Riko adalah seorang anak pindahan di taman kanak-kanak yang aku hadiri, dan selalu bermain sendirian setiap hari.
Saat itu, aku berangan-angan bahwa semua anak di taman kanak-kanak adalah temanku, jadi aku berbicara dengan Riko tanpa ragu dan mulai bermain dengannya tanpa izin.
Kenapa aku bisa mengingatnya dengan sangat jelas sekarang?
Itu karena setelah aku berkata, "Kita adalah teman.", Riko menangis.
Aku tak pernah menduga bahwa dia akan bereaksi seperti itu, jadi diriku yang masih kecil cukup terkejut.
Dan bahkan, setelah aku diberitahu kalau dia menangis bukan karena sedih, aku merasa sangat lega waktu itu.
"Itu...... Tapi, apa yang terjadi pada kita setelah itu...?" [Minato]
Tak berguna, ingatanku dari situ mulai kabur, tak peduli seberapa keras aku mencoba mengingat kembali, aku tak berhasil menemukan kebenarannya.
Yah, aku berhasil mengingat bagian-bagian yang ingin kutahu, sih... jadi untuk saat ini, itu sudah cukup.
"... Saat di taman kanak-kanak, aku dan Riko berteman, ya...? Berarti..." [Minato]

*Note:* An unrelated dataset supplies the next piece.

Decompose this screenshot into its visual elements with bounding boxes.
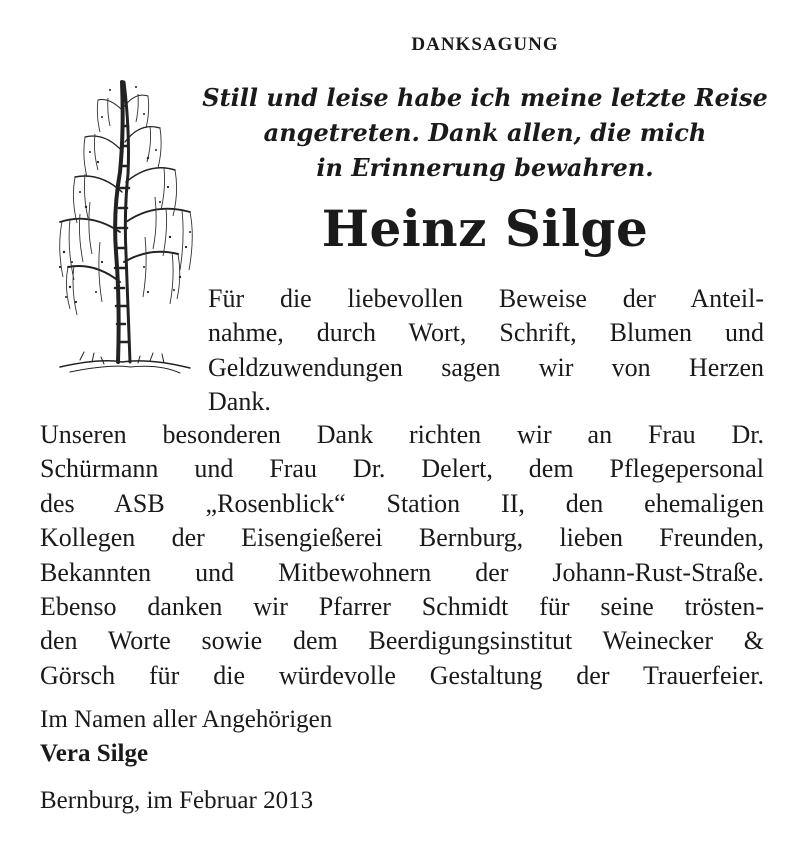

Kemungkinan-kemungkinan yang kubayangkan dengan ragu mulai terhubung.
Aku dan Riko berteman.
Saat di taman kanak-kanak, aku adalah satu-satunya teman yang dimiliki Riko.

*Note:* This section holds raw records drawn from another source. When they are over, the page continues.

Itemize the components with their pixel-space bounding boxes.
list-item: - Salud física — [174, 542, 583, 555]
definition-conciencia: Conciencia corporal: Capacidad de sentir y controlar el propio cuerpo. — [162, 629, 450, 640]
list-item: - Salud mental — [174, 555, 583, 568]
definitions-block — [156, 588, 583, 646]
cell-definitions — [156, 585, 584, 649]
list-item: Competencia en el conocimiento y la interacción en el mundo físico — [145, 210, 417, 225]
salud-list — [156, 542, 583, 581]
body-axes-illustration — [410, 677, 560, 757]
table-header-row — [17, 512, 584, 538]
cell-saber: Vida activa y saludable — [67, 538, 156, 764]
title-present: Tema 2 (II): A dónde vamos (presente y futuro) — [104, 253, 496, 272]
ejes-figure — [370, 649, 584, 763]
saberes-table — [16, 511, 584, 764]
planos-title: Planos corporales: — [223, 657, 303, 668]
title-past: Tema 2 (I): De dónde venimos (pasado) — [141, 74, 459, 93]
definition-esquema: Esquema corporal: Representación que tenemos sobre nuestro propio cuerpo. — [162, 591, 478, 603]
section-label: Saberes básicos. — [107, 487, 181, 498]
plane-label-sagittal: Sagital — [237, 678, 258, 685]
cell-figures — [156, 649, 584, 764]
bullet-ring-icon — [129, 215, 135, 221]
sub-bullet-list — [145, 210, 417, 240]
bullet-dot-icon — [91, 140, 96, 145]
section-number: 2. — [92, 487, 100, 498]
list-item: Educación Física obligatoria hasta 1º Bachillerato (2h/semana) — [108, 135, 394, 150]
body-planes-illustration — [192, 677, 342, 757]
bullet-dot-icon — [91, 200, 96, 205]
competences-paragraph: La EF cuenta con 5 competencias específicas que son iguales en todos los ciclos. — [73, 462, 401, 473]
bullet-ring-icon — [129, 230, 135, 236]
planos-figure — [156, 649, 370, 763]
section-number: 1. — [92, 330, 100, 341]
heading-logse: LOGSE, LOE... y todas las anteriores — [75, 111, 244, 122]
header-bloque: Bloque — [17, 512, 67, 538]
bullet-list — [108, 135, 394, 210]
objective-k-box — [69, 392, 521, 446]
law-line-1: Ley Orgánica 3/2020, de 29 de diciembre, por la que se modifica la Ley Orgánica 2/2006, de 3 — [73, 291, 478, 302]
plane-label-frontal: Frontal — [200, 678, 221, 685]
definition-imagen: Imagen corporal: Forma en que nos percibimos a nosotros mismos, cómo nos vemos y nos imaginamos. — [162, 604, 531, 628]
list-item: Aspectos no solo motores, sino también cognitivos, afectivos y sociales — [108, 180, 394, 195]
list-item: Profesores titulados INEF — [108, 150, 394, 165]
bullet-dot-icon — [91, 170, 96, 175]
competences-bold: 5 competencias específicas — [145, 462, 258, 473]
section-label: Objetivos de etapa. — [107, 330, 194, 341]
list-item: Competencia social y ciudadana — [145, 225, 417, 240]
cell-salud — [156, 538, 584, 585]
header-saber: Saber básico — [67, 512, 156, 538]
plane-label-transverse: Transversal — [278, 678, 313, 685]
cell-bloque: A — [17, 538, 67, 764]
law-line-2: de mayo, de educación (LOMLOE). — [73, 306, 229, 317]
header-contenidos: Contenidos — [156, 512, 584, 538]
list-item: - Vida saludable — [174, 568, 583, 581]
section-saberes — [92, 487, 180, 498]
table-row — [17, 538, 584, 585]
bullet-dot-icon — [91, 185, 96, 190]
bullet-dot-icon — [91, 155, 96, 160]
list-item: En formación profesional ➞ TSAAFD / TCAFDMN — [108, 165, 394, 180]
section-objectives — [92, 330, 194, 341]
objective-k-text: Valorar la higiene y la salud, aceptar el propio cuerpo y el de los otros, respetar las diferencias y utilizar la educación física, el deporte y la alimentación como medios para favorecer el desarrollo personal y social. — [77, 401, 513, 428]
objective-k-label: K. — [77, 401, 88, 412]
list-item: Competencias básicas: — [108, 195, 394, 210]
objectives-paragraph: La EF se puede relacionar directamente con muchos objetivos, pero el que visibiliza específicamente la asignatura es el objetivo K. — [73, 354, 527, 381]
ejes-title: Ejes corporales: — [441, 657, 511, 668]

Dan cinta pertama Riko adalah teman taman kanak-kanaknya.
Kesimpulan yang kudapatkan dari itu adalah...
"... Itu berarti cinta pertamanya adalah aku...?" [Minato]
Hanya membayangkannya saja, jantungku menjadi berdebar sangat kencang hingga rasanya ingin meledak.

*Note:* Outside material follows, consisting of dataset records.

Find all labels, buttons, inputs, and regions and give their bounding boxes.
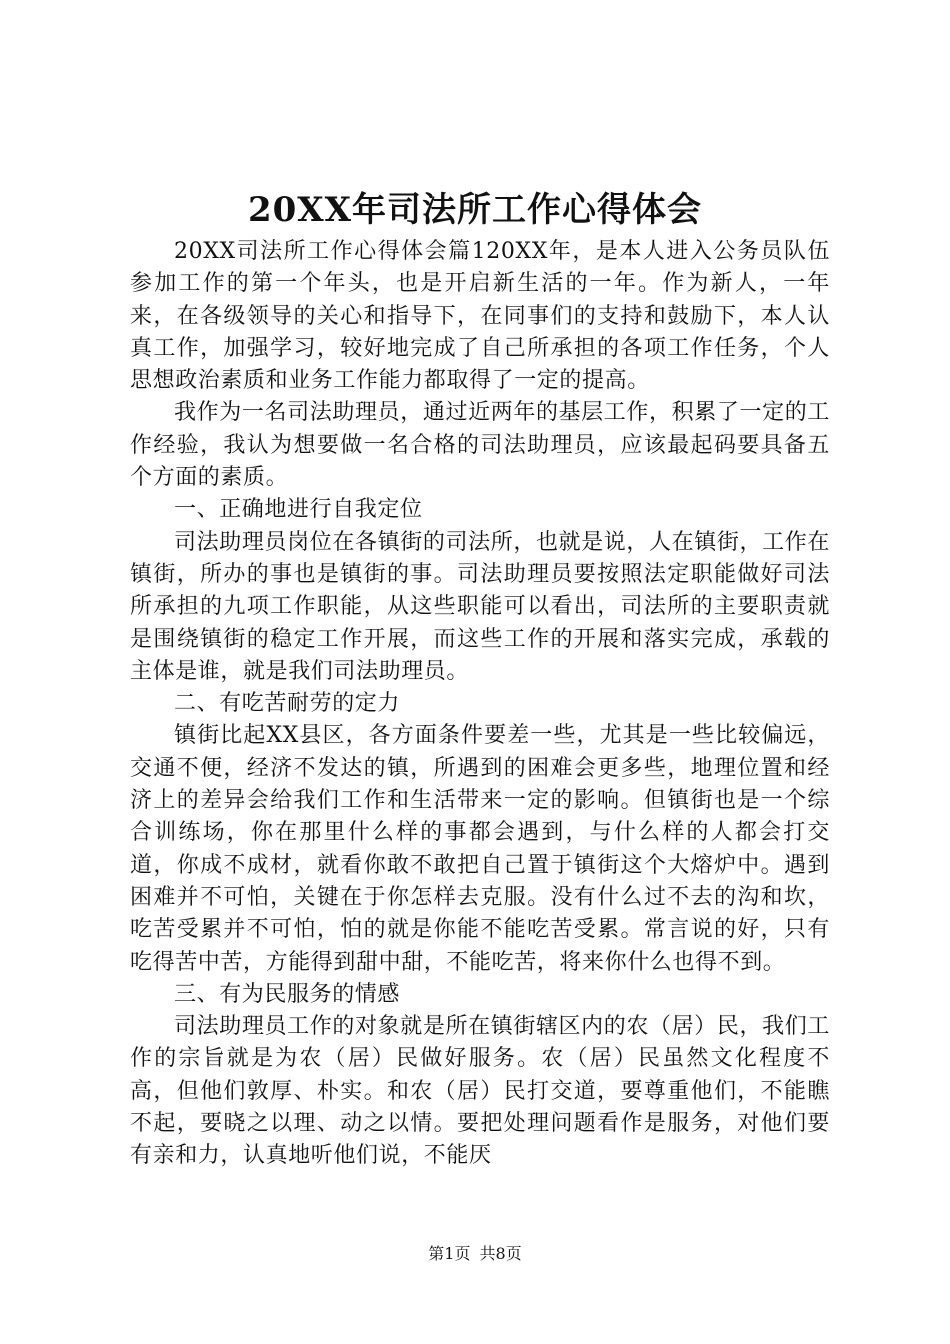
section-heading-1: 一、正确地进行自我定位	[174, 497, 423, 523]
section-heading-3: 三、有为民服务的情感	[174, 981, 401, 1007]
page-number: 第1页	[428, 1244, 471, 1263]
paragraph-section-3: 司法助理员工作的对象就是所在镇街辖区内的农（居）民，我们工作的宗旨就是为农（居）民做好服务。农（居）民虽然文化程度不高，但他们敦厚、朴实。和农（居）民打交道，要尊重他们，不能瞧不起，要晓之以理、动之以情。要把处理问题看作是服务，对他们要有亲和力，认真地听他们说，不能厌	[130, 1014, 830, 1169]
paragraph-intro: 20XX司法所工作心得体会篇120XX年，是本人进入公务员队伍参加工作的第一个年头，也是开启新生活的一年。作为新人，一年来，在各级领导的关心和指导下，在同事们的支持和鼓励下，本人认真工作，加强学习，较好地完成了自己所承担的各项工作任务，个人思想政治素质和业务工作能力都取得了一定的提高。	[130, 239, 830, 394]
document-body	[130, 236, 830, 1173]
paragraph-qualities: 我作为一名司法助理员，通过近两年的基层工作，积累了一定的工作经验，我认为想要做一名合格的司法助理员，应该最起码要具备五个方面的素质。	[130, 400, 830, 491]
page-total: 共8页	[479, 1244, 522, 1263]
section-heading-2: 二、有吃苦耐劳的定力	[174, 691, 401, 717]
paragraph-section-1: 司法助理员岗位在各镇街的司法所，也就是说，人在镇街，工作在镇街，所办的事也是镇街的事。司法助理员要按照法定职能做好司法所承担的九项工作职能，从这些职能可以看出，司法所的主要职责就是围绕镇街的稳定工作开展，而这些工作的开展和落实完成，承载的主体是谁，就是我们司法助理员。	[130, 529, 830, 684]
page-footer	[0, 1243, 950, 1265]
paragraph-section-2: 镇街比起XX县区，各方面条件要差一些，尤其是一些比较偏远，交通不便，经济不发达的镇，所遇到的困难会更多些，地理位置和经济上的差异会给我们工作和生活带来一定的影响。但镇街也是一个综合训练场，你在那里什么样的事都会遇到，与什么样的人都会打交道，你成不成材，就看你敢不敢把自己置于镇街这个大熔炉中。遇到困难并不可怕，关键在于你怎样去克服。没有什么过不去的沟和坎，吃苦受累并不可怕，怕的就是你能不能吃苦受累。常言说的好，只有吃得苦中苦，方能得到甜中甜，不能吃苦，将来你什么也得不到。	[130, 723, 830, 975]
document-title: 20XX年司法所工作心得体会	[247, 190, 703, 230]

"Tidak, tidak, tidak, eeehhhh?!! I-itu pasti bohong..." [Minato]
Habisnya...
Itu sama sekali tidak realistis, tapi jika aku benar-benar cinta pertama Riko, aku bisa-bisa mati bahagia.
Kepribadianku yang dulu sudah menjadi sejarah hitam bagiku, tapi apa Riko senang dengan aku yang dulu?
Kurasa itu sudah berubah 180 derajat sekarang.
Apakah Riko tahu...?
... Tapi, jika dia tahu, bukankah dia akan langsung bilang padaku kalau aku adalah cinta pertamanya?
Yah, walau itu artinya sama saja dengan dia menyatakan perasaannya.
Tapi jika Riko tak tahu, bagaimana perasaannya, ya? Begitu dia tahu bahwa aku adalah cinta pertamanya.
Aku penasaran apakah dia akan kecewa melihat cinta pertamanya telah tumbuh menjadi pria yang gagal.
Ataukah dia akan bernostalgia dan menjadi lebih sadar akan diriku? Aku ingin tahu.